Did you know that eight U.S. federal government agencies, six security databases, five background checks, four biometric security checks, three personal interviews, and two inter-agency security checks are required over a process of up to two years to vet a refugee?

“Human greatness does not lie in wealth or power but in character and goodness. People are just people. All people have faults and shortcomings, but all of us are born with a basic goodness,” Anne Frank wrote in her diary. “In spite of everything I simply do believe that people are really good at heart. I simply can’t build up my hopes on a foundation consisting of confusion, misery and death.”

From her family’s secret hideaway, as refugees in an Amsterdam attic, Anne Frank concluded, “How wonderful it is that no one need wait a single moment before starting to improve the world.”

We are our brothers’ and sisters’ keepers, and certainly our children’s keepers. We must act with speed and compassion. Their survival is in our hands. Organize a candlelight prayer vigil, or a fund raising talk on human rights and refugees. Support Doctors Without Borders, the United Nations Refugee Agency (UNHCR), the United Nations Children’s Fund (UNICEF), and myriad other programs addressing the Syrian crisis.
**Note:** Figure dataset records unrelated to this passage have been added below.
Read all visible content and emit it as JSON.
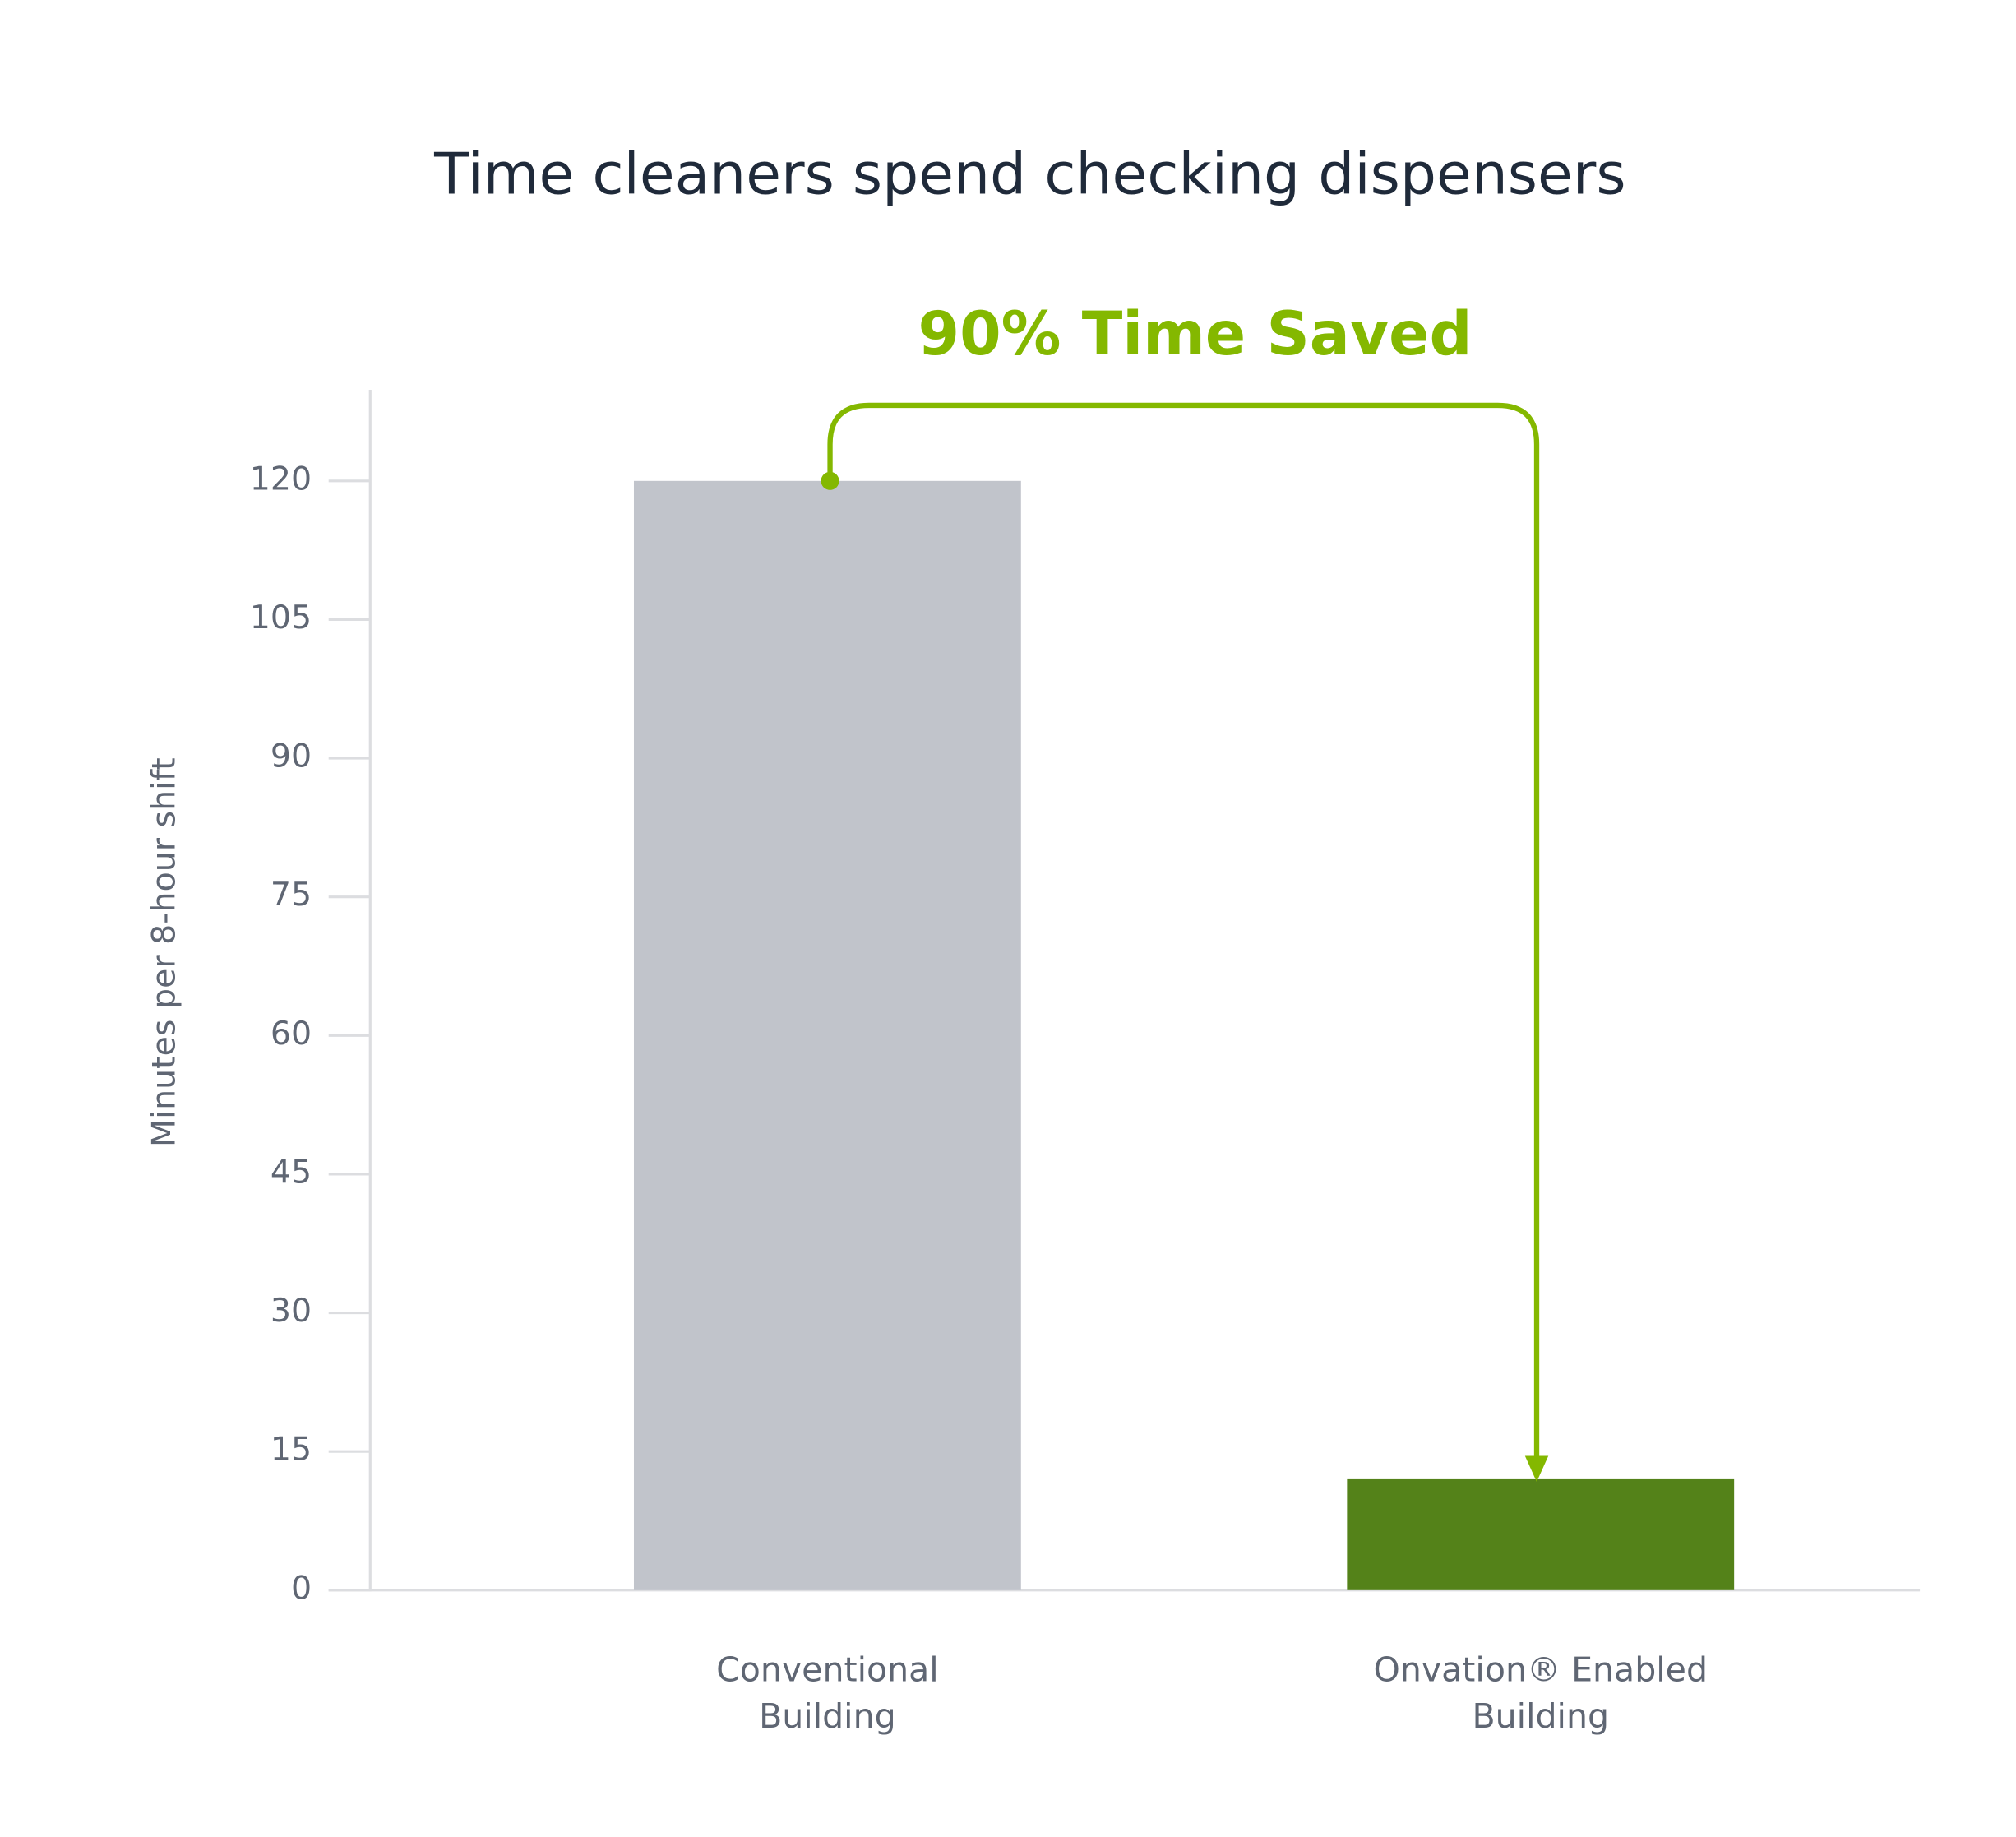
{
  "chart_data": {
    "type": "bar",
    "title": "Time cleaners spend checking dispensers",
    "annotation": "90% Time Saved",
    "y_label": "Minutes per 8-hour shift",
    "categories": [
      [
        "Conventional",
        "Building"
      ],
      [
        "Onvation® Enabled",
        "Building"
      ]
    ],
    "values": [
      120,
      12
    ],
    "colors": [
      "#c1c4cb",
      "#548219"
    ],
    "annotation_color": "#84b800",
    "ylim": [
      0,
      130
    ],
    "yticks": [
      0,
      15,
      30,
      45,
      60,
      75,
      90,
      105,
      120
    ],
    "grid": false
  }
}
Call our lawmakers to demand immediate action to reopen our hearts and doors to the Syrian families they’d already vetted and approved, and many more. Act before it’s too late, for time is of the essence.

Marguerite Jill Dye is a Vermont and Florida artist and writer who is concerned about human rights and ethics and the spiritual dissonance society has created that often separates us from our natural state of being.

 

Correction: April 13

It was brought to our attention April 13 that a few facts were misreported in this column. Dr. Paul Farmer was not, in fact, the a founder of Doctors Without Borders but was rather the co-founder of Partners In Health, which is an unrelated organization that works to address international social justice and health. Farmer’s work began in Haiti, Doctors Without Borders’ work did not (although the organization does work there now). Our sincere apology for theres errors and any confusion they may have caused.